I see NO reason to upgrade if you aren’t doing your own taxes and are forced to do so. I really have a hard time giving it a 3 star rating but do so reluctantly. You ask why I don’t switch to Quickbooks? Well that program DOESN’T track investments which I use in a special way. . . tracking grain inventory.
Rating: 3 / 5
I’ve used Quicken for about 10 years now and it has always had its share of issues. Bugs, oddities, and frustrating work-arounds were pretty standard. I found it better in most was than Money but since MS Money is no longer supported, it looks like Quicken is really the only game in town.

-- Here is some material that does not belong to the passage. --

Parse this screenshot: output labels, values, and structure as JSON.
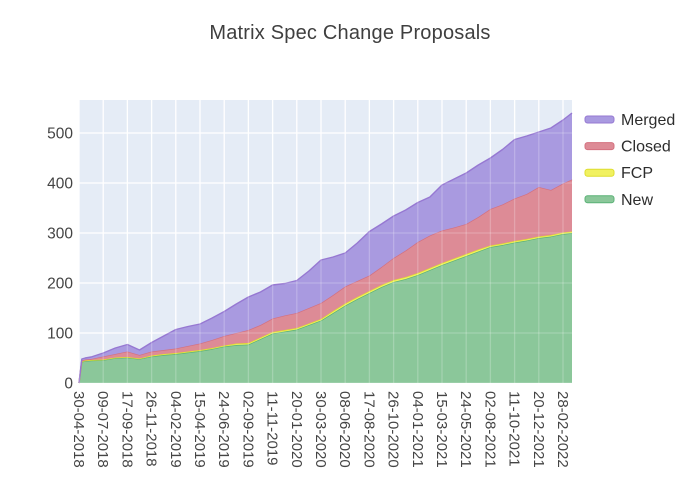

I gotta say, since upgrading to 2010 I see a lot that I like. The new design is better, easier to get a glance at your finances, and the Update feature (auto-downloads of bank accounts) works much better than in 2007. I used to get a list of errors almost every time I updated, but on this version that seems to be fixed. It’s almost more clear when the “error” is that no transactions have posted.
The business section also seems to have been improved with tagging in the registers. This makes it a little easier to sort expenses and income between personal and business. In the 2007 version it was more arduous to separate these items.
Finally, the screen showing outstanding bills is nicer, and I do like the ability to mark a bill as paid and clearly see that it was entered.
The Quicken engineers did a few nice upgrades all around on this version. Is it worth the money to upgrade? If you have any older version of Quicken, I’d say it’s worth the upgrade. If you are on 2009, I’d wait a year or two and get the most out of your last investment. I was *forced* to upgrade because 2007 will stop supporting downloads from bank accounts in April. This is standard for Quicken- they force you to upgrade every three years. This is one reason I will probably never rate their products with 5-stars (are you listening, Intuit??).